There are signs of Miyazaki's artistic influence in the character designs and backgrounds Takahata uses in "Omoide Poro Poro." The clean, simple faces of the characters are reminiscent of Miyazaki's style, and the colors used in the production are subdued. However, the difference is that Takahata's work appears even more detailed than Miyazaki's because Takahata's direction tends toward realism. The attention to details is reflected in various places throughout the film from subtle human motion like the slight shake of the head to nostalgic displays like Beatles posters and old TV shows to ordinary physics like the reflection of buildings in a swinging car door window. The sum of the effects is astounding and enhances the world presented to us in "Omoide Poro Poro."
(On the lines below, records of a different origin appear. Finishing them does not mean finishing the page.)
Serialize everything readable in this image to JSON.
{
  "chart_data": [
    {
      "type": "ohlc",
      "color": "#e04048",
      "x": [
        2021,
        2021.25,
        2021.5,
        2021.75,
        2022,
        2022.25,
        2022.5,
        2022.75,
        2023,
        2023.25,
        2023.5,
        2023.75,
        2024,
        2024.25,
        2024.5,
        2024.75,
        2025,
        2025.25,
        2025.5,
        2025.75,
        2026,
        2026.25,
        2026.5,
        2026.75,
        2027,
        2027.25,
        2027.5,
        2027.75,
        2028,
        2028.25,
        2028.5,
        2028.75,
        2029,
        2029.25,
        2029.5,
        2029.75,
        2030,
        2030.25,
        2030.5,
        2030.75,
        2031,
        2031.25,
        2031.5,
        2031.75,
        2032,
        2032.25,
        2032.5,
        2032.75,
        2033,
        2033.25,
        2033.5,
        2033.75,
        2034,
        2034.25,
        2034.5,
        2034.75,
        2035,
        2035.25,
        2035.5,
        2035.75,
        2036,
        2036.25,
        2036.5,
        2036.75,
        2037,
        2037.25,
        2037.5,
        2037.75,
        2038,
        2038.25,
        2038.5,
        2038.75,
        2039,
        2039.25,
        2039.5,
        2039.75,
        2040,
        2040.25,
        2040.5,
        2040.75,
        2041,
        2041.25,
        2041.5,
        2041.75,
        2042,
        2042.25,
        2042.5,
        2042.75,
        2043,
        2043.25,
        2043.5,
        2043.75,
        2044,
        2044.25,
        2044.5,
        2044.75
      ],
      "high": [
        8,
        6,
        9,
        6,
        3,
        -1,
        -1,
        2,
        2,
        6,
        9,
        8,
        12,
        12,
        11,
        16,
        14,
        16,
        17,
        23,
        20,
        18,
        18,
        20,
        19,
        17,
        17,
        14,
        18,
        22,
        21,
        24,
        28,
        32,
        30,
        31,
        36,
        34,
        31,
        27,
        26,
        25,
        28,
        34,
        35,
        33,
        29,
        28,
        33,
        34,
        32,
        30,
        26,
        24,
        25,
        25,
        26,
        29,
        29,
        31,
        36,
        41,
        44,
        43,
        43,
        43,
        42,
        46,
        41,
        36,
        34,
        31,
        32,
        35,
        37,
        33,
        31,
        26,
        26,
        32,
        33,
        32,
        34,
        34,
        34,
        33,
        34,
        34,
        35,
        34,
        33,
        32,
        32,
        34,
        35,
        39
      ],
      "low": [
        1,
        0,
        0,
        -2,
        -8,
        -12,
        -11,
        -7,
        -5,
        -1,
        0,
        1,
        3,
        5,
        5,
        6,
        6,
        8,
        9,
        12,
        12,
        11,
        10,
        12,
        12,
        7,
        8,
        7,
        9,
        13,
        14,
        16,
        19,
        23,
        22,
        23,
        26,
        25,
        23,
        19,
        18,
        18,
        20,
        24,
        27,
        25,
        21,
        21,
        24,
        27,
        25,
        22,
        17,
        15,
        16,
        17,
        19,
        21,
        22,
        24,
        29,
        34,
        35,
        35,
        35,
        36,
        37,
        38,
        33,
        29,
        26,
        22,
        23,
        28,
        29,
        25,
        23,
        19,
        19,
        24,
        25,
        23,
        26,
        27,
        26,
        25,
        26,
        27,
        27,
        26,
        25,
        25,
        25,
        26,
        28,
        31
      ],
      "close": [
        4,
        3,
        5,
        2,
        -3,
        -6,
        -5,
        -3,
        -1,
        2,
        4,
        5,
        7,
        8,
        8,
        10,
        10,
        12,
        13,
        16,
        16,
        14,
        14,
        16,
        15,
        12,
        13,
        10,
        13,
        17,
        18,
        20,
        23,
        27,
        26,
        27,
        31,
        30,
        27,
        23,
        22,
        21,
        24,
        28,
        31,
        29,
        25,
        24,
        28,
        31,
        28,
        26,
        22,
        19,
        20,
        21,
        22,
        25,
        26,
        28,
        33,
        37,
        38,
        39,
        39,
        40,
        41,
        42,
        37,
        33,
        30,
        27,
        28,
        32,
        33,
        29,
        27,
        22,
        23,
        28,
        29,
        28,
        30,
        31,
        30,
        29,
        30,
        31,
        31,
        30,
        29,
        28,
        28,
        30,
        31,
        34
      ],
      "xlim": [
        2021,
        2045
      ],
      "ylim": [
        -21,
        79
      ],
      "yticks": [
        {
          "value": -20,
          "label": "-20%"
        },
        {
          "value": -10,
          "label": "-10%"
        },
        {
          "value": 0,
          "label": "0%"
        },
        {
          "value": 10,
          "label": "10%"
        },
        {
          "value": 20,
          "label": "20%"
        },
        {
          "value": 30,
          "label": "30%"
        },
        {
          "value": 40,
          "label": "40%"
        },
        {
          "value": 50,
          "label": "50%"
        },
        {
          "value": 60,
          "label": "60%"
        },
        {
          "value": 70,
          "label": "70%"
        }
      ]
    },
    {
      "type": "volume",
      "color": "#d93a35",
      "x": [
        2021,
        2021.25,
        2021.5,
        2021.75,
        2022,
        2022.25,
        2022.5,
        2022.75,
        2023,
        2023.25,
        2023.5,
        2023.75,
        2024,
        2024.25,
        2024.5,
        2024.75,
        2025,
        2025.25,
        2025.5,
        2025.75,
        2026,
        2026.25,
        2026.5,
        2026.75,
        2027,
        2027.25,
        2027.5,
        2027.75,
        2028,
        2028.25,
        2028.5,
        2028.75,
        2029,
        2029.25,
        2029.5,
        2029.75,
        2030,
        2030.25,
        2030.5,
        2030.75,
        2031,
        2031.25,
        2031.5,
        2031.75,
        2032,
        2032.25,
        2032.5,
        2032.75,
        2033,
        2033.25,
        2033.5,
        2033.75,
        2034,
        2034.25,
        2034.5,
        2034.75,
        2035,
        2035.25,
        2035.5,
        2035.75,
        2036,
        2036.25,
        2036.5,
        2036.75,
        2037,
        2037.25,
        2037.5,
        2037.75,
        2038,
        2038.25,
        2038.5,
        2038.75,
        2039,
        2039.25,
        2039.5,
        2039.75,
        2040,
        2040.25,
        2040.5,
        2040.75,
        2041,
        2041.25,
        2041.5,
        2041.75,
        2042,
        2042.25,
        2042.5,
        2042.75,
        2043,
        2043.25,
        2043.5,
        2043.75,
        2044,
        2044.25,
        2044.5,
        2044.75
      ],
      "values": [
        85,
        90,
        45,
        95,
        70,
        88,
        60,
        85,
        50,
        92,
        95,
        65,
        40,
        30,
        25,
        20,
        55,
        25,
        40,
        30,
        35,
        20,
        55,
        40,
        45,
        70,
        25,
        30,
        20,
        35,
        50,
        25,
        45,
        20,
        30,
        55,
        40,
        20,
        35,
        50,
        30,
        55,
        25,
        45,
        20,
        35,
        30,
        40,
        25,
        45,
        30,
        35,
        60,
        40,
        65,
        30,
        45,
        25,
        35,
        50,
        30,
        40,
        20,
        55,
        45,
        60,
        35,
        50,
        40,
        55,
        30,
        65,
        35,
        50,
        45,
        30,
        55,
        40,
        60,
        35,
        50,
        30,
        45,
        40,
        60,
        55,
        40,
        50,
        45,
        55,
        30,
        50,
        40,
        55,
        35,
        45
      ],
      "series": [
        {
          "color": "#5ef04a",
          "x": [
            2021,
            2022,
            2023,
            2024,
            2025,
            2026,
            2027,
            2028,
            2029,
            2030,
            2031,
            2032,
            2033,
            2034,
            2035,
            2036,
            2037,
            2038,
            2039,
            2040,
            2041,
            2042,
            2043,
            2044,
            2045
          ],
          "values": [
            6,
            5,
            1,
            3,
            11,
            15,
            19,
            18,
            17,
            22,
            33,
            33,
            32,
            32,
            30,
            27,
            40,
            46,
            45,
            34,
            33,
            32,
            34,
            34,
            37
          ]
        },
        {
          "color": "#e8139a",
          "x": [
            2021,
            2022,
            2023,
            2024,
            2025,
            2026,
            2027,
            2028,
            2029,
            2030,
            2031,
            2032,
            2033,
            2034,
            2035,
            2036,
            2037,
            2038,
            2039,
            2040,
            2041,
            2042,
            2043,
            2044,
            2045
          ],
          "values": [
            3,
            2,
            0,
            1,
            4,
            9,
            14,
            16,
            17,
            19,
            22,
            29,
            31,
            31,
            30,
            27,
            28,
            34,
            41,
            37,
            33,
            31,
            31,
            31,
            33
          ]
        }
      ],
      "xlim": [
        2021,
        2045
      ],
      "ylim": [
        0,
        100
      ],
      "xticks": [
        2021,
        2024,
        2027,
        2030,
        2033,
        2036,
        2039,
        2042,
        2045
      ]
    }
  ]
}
Takahata focuses on personal and inter-personal relationships in this tale of a woman's reunion with her family. The movie's blurb, translated as "I am going on a journey with myself," hints at the poignant scenes in "Omoide Poro Poro," most of which are flashbacks to the childhood of the main character, Taeko. Taeko's memories have strong emotional contents which is communicated to the viewer through common experiences from joy and love to sorrow and disappointment. The characters break the language barrier with crafted responses filled with hints from subtle, natural gestures and from voice intonations that is often taken for granted. Knowledge of the Japanese language is certainly helpful, as usual, but ignorance does not completely interfere with the enjoyment of the film.
"Omoide Poro Poro" may have been aimed toward Japanese adults, but it certainly carries appeal for people of any age and language. There are no giant robots nor monsters wrecking destruction upon Tokyo in this story, just a woman discovering herself and her place in the world. At the end of this entertaining movie, one may wonder if there's a child in all of us, ever hopeful of the decisions we make based upon our experiences in the journey of life.